Is binge-watching now a substitute for living?
When I switched on Netflix to watch the third series of The Crown it popped up immediately, as if someone knew that’s what I wanted.
This was days after the new show was released, so perhaps Netflix analytics calculated that most viewers (or users as they call us) would be searching for its highest profile programme.
But as the last series I watched on Netflix was The Crown (series two), back in December 2017, I suspect the clever streaming service was speaking to me personally. (This will only sound creepy to those of my age, who can remember the Test Card.)
Of course, Netflix won’t know me as well as its regulars because it doesn’t have much to go on; apart from The Crown, I’ve watched the odd film, but it would be hard to build up a profile of my preferences on that basis.
Still, even with so little data at its disposal Netflix thinks it gets me. When I scrolled down to see what it had lined up: Call the Midwife was top of the list, a programme I’ve never watched (or intend to watch).
With apologies to all Midwife fans, I was slightly affronted by Netflix’s assumption about my TV tastes. What if someone else logged into my Netflix account (friends watching my television, for example)? Would they, too, assume I was a Call the Midwife kind of person based on Netflix’s algorithms?
Netflix is about 20 years old so there are people, of my daughters’ generation, who haven’t lived without it. To them, the concept of television as a one-way medium is novel.
We might have talked to the set, even shook our fists at it, but it wasn’t listening. Ratings were (still are) calculated on samples, so the BBC had an idea that, say, Dad’s Army was a hit and ITV realised there was no audience for the relaunch of Crossroads.
Netflix is so much more sophisticated, able to make decisions on our behalf because its systems can track not just what we watch but when, how often we pause, fast forward and stop watching, and make recommendations accordingly.
As it is entertainment it must be benign, but we have been brainwashed. Ask yourself, could you live without Netflix. Yes? Are you sure? What would you talk about? Think about?
With such comprehensive data about its users, Netflix commissions programmes that are massively popular – among its users.
This might produce corkers – The Crown for instance (though series three doesn’t compare to one and two) – but it also results in lowest common denominator television.
The BBC guestimates that viewers want more of Strictly Come Dancing and less of the Proms, but Netflix knows what its customers are watching.
Its success is measured by number of users not quality of content, though it might argue there is a correlation.
I wouldn’t, but the race to bring more Netflix to more people is unstoppable and the battle is almost lost for high brow programming, if TV networks follow its lead, which they tend to do.
Netflix isn’t just killing off the niche market, it is also homogenising human behaviour around customised content. Take the news. All households with televisions would once have absorbed some news in their daily viewing diet.
Today the percentage of the population tuning into broadcast news is dropping and the demographic is ageing fast. The rest are certainly not getting their current affairs from newspapers; likely, they’re not getting the news at all, they’re glued to 10-hour fixes of TV drama instead.

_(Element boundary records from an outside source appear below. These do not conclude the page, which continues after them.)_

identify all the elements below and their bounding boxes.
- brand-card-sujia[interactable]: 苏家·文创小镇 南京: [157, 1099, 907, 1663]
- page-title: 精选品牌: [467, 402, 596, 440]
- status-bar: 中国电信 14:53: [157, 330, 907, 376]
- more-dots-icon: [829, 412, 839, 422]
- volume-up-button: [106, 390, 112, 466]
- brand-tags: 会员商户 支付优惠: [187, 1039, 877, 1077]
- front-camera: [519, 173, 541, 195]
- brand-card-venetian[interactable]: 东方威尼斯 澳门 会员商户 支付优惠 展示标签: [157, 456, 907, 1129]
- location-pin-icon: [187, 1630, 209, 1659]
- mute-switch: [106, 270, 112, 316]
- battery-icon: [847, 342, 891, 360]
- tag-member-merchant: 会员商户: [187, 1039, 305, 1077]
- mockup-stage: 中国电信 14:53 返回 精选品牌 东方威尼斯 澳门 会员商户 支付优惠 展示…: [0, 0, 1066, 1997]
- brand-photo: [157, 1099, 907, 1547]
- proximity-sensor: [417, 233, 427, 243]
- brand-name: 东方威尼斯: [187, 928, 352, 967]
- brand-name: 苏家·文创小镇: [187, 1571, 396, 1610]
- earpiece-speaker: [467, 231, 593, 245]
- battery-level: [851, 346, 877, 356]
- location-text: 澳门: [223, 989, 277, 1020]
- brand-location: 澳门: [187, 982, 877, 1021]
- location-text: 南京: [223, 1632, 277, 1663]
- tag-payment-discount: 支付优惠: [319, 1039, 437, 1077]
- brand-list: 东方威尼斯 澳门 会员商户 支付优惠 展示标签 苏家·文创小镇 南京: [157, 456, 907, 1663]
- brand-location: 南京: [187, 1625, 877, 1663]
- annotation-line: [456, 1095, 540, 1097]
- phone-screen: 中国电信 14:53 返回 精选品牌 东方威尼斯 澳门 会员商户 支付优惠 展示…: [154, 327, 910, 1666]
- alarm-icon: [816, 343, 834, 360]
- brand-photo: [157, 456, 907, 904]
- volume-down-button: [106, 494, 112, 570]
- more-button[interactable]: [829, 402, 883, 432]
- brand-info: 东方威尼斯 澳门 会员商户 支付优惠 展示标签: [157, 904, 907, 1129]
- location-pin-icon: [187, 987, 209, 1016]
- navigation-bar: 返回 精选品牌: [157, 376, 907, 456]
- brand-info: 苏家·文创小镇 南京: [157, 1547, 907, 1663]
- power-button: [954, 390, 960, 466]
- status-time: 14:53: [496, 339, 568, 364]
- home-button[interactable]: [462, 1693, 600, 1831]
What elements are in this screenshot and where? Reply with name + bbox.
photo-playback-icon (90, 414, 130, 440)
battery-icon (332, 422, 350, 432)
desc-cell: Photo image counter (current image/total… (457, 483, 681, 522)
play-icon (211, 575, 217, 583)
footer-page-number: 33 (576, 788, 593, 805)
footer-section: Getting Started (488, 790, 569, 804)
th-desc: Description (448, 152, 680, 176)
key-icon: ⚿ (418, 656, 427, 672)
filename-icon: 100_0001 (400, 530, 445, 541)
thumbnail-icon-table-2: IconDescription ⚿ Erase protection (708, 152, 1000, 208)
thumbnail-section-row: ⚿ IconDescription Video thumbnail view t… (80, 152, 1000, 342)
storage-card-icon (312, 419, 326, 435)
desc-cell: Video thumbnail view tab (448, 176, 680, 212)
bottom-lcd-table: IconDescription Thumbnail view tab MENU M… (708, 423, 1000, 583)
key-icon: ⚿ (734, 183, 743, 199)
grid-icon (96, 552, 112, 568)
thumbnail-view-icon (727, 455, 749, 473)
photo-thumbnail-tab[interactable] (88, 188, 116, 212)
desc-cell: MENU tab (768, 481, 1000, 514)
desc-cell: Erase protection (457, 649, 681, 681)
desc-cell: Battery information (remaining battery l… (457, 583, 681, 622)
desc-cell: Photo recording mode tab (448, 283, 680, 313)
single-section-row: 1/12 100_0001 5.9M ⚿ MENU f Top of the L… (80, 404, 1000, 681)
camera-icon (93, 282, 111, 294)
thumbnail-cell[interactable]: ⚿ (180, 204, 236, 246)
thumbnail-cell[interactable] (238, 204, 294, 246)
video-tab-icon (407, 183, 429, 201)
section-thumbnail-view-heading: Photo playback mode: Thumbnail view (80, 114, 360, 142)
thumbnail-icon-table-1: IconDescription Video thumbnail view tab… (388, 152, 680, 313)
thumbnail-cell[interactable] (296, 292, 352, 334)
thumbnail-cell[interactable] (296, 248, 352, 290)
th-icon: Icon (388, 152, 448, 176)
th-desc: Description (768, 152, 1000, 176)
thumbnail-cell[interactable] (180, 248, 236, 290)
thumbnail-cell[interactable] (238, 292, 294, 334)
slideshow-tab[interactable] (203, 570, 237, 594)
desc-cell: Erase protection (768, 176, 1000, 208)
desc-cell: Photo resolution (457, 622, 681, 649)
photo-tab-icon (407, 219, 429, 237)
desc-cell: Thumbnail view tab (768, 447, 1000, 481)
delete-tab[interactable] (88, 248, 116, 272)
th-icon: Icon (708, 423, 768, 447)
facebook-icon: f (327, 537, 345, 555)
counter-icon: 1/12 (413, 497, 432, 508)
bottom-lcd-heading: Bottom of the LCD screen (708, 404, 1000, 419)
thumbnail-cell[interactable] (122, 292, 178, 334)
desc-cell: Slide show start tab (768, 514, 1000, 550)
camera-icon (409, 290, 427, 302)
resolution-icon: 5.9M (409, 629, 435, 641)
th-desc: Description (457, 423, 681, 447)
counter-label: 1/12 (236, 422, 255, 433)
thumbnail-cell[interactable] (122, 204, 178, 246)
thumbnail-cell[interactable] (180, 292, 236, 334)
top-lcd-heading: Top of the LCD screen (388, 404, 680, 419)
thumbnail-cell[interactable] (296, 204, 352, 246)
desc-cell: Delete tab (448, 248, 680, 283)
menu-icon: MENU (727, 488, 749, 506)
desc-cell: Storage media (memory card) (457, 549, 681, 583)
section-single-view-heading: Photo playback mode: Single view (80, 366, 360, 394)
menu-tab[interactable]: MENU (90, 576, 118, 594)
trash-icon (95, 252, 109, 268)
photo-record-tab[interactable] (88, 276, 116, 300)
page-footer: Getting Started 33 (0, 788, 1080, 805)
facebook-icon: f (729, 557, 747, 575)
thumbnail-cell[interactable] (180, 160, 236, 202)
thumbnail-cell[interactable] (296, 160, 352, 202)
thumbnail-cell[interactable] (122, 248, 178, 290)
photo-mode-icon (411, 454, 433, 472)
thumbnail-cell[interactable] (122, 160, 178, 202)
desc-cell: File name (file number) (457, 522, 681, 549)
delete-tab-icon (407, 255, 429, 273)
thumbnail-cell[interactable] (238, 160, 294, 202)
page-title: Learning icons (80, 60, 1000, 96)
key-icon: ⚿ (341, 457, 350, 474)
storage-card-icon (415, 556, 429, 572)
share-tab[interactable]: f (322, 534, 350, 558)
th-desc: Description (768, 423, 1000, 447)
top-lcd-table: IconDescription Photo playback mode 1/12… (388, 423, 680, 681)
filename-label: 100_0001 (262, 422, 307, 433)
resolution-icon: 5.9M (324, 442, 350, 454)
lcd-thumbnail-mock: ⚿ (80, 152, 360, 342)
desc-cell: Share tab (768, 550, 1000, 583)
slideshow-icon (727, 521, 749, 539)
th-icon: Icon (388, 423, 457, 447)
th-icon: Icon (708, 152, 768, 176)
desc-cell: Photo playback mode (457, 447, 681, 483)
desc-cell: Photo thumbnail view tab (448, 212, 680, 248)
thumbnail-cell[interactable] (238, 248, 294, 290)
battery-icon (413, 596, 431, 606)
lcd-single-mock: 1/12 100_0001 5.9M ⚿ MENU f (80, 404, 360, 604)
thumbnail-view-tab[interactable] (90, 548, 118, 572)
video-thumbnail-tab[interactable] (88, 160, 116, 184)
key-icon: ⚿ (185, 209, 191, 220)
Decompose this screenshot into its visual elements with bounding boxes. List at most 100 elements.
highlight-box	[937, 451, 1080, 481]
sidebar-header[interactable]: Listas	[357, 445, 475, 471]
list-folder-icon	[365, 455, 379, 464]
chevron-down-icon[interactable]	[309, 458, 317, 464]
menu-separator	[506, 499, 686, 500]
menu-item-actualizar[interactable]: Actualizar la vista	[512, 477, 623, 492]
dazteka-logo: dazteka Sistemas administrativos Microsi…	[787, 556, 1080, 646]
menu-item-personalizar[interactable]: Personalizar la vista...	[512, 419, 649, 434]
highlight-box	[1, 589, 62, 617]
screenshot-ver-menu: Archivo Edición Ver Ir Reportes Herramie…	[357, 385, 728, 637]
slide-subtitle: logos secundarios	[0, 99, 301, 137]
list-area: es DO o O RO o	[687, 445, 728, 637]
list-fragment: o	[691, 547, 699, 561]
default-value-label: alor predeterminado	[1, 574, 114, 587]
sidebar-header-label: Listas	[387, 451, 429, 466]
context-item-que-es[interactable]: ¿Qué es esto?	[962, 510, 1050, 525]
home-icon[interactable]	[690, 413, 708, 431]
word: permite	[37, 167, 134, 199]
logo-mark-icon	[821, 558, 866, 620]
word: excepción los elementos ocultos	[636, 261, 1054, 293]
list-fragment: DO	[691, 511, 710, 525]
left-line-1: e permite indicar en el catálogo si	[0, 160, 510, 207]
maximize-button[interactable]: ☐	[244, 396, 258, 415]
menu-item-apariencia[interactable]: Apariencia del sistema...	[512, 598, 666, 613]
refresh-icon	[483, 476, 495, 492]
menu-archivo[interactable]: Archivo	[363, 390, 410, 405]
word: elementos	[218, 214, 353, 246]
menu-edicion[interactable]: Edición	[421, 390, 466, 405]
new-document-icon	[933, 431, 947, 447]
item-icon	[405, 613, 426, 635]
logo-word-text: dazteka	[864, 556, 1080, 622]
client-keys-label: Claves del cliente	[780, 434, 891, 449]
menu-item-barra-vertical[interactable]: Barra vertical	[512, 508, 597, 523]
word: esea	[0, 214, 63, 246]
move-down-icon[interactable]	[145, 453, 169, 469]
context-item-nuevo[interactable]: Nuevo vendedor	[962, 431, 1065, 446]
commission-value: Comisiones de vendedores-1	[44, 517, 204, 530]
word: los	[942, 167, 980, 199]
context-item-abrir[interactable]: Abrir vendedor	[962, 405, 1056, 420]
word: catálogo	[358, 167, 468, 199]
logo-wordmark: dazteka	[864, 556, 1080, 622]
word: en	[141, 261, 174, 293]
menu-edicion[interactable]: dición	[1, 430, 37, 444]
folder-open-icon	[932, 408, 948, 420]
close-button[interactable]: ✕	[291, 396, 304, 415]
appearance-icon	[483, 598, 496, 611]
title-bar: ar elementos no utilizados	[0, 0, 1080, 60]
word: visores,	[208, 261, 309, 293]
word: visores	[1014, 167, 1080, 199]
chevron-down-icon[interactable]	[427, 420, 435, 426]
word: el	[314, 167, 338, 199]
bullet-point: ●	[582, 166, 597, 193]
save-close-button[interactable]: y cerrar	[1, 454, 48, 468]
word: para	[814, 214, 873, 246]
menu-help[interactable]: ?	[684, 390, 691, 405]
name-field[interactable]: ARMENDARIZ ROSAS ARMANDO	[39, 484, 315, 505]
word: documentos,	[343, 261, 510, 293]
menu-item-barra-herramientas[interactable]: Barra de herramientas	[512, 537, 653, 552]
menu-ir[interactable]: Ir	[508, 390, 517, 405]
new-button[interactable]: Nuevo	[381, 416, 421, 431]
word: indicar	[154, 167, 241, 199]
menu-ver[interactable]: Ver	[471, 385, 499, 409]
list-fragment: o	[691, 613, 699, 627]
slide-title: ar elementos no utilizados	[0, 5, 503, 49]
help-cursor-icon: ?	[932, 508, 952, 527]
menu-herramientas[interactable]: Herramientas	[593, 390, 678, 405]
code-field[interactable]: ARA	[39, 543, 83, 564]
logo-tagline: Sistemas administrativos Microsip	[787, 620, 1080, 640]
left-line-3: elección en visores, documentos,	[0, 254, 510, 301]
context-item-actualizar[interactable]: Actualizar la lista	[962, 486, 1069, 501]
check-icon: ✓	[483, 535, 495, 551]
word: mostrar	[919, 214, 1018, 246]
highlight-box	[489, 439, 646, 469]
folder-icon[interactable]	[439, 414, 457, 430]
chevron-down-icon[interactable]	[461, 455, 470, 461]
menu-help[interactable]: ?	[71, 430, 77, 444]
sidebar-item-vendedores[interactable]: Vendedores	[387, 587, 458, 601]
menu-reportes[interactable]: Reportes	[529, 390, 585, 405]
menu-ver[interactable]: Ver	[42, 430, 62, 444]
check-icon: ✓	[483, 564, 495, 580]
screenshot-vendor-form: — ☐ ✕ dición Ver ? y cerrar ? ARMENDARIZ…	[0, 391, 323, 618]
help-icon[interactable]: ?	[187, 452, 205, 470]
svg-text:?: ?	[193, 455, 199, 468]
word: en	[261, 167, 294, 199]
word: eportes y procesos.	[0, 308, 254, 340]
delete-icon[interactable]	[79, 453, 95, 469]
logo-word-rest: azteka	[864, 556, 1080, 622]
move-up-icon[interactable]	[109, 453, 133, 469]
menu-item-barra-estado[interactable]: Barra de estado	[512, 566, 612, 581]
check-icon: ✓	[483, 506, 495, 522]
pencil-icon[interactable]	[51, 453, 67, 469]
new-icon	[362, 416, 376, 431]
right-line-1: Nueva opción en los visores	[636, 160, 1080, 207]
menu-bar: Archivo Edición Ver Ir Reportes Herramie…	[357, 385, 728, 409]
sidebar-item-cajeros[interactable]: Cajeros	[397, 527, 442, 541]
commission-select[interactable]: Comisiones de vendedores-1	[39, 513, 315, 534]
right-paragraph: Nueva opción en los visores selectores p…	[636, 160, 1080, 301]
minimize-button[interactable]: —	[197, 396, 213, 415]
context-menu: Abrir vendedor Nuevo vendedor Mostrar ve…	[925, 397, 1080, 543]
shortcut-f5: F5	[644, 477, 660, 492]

Reed Hastings, founder and CEO of Netflix, told a New York Times sponsored Dealbook conference in 2015 that he wasn’t interested in doing an evening news show because “you don’t want to invest in things that are dying.”
Who needs to find out what’s going on in the real world when the new instalment of Line of Duty is a click away. People’s understanding of Netflix plot developments is in direct proportion to their ignorance about geopolitics.
Hastings also mocked the old habit of watching television at night after work, as if structured indulgence was bad.
He didn’t introduce daytime TV but the binge culture of Netflix encourages viewing at all hours, viewing as a substitute for doing.
There are young adults in my office whose weekends revolve around Netflix, their weekday evenings too. As the new going out, it is a comfy slippers antidote to living, both inexpensive and risk free.
And there is no shame in admitting to the addiction. Netflix is normal, its 158 million (at the last count) subscribers can’t be wrong.
Entertainment spending will continue to expand – with competitors like Amazon Prime getting in on the act – because there is no such thing as too much TV.
As it is entertainment it must be benign, but we have been brainwashed. Ask yourself, could you live without Netflix. Yes? Are you sure? What would you talk about? Think about?
You might not have seen it coming, but it has taken over your life. It will take over the world, in the next season, out soon.